A Signal Separation Method Based on Instantaneous Frequency Embedded Continuous Wavelet Transform and Short-Time Fourier Transform
Abstract
Modeling a non-stationary, multicomponent signal as a superposition of frequency components, each with a well-defined instantaneous frequency (IF), is crucial for extracting information, such as the underlying dynamics hidden within the signal. The synchrosqueezing transform (SST) has emerged as an alternative to empirical mode decomposition (EMD) for separating non-stationary signals. However, because the SST estimates the IFs of all frequency components based on a single phase transformation, its accuracy can be limited. To address this, SST variants based on the IF-embedded short-time Fourier transform (IFE-STFT) and the IF-embedded continuous wavelet transform (IFE-CWT) were developed.
More recently, a direct time-frequency method called the signal separation operation (SSO) was introduced for multicomponent signal separation.

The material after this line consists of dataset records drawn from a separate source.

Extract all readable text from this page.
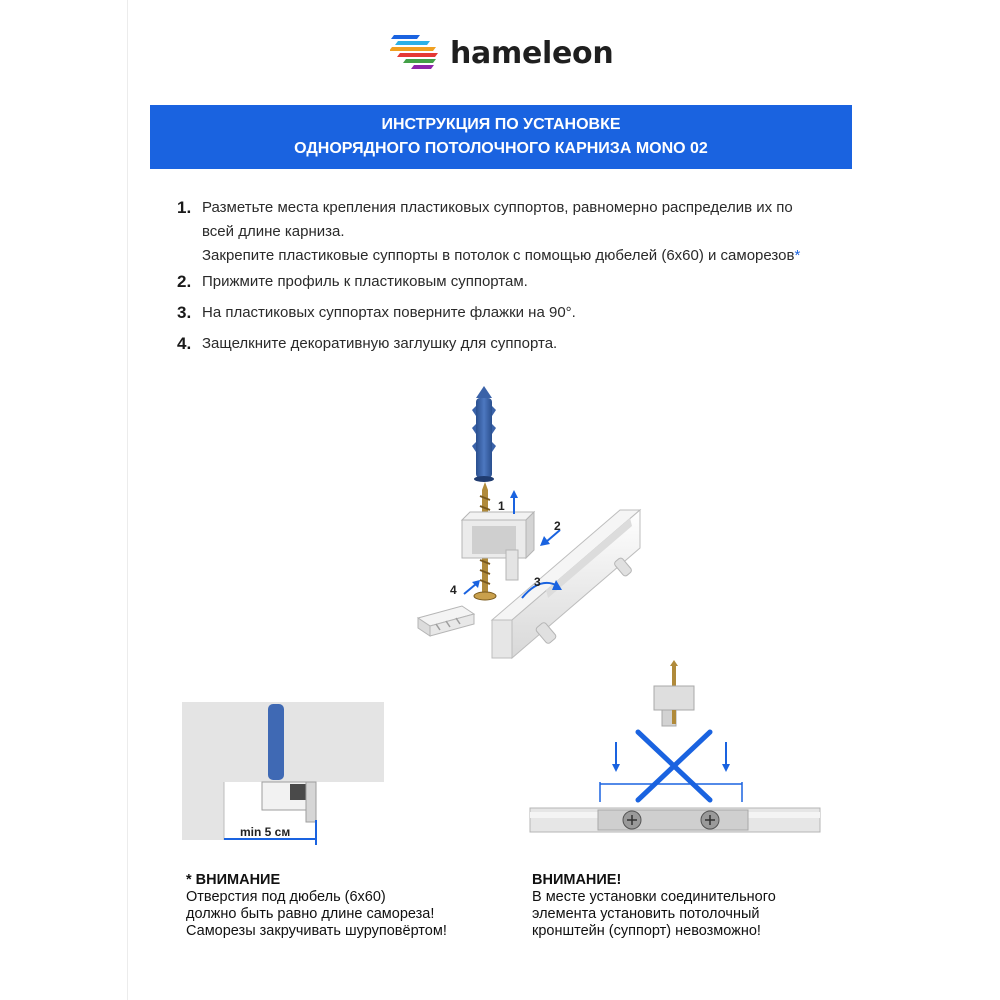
hameleon
ИНСТРУКЦИЯ ПО УСТАНОВКЕ
ОДНОРЯДНОГО ПОТОЛОЧНОГО КАРНИЗА MONO 02
1. Разметьте места крепления пластиковых суппортов, равномерно распределив их по

всей длине карниза.

Закрепите пластиковые суппорты в потолок с помощью дюбелей (6х60) и саморезов*

2. Прижмите профиль к пластиковым суппортам.

3. На пластиковых суппортах поверните флажки на 90°.

4. Защелкните декоративную заглушку для суппорта.

1
2
3
4
min 5 см
* ВНИМАНИЕ
Отверстия под дюбель (6х60)
должно быть равно длине самореза!
Саморезы закручивать шуруповёртом!
ВНИМАНИЕ!
В месте установки соединительного
элемента установить потолочный
кронштейн (суппорт) невозможно!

SSO bypasses the second step of the two-step SST method for component recovery and is based on variants of the STFT or CWT. In this paper, we propose a direct signal separation method by combining the SSO method with IFE-CWT and IFE-STFT, creating the IFE-CWT-based SSO (IWSSO) and the IFE-STFT-based SSO (IFSSO). Both IWSSO and IFSSO directly separate multicomponent signals without the squeezing operation inherent in SST. Our algorithms and techniques yield more accurate instantaneous frequency estimates and signal separation than conventional SSO or SST methods.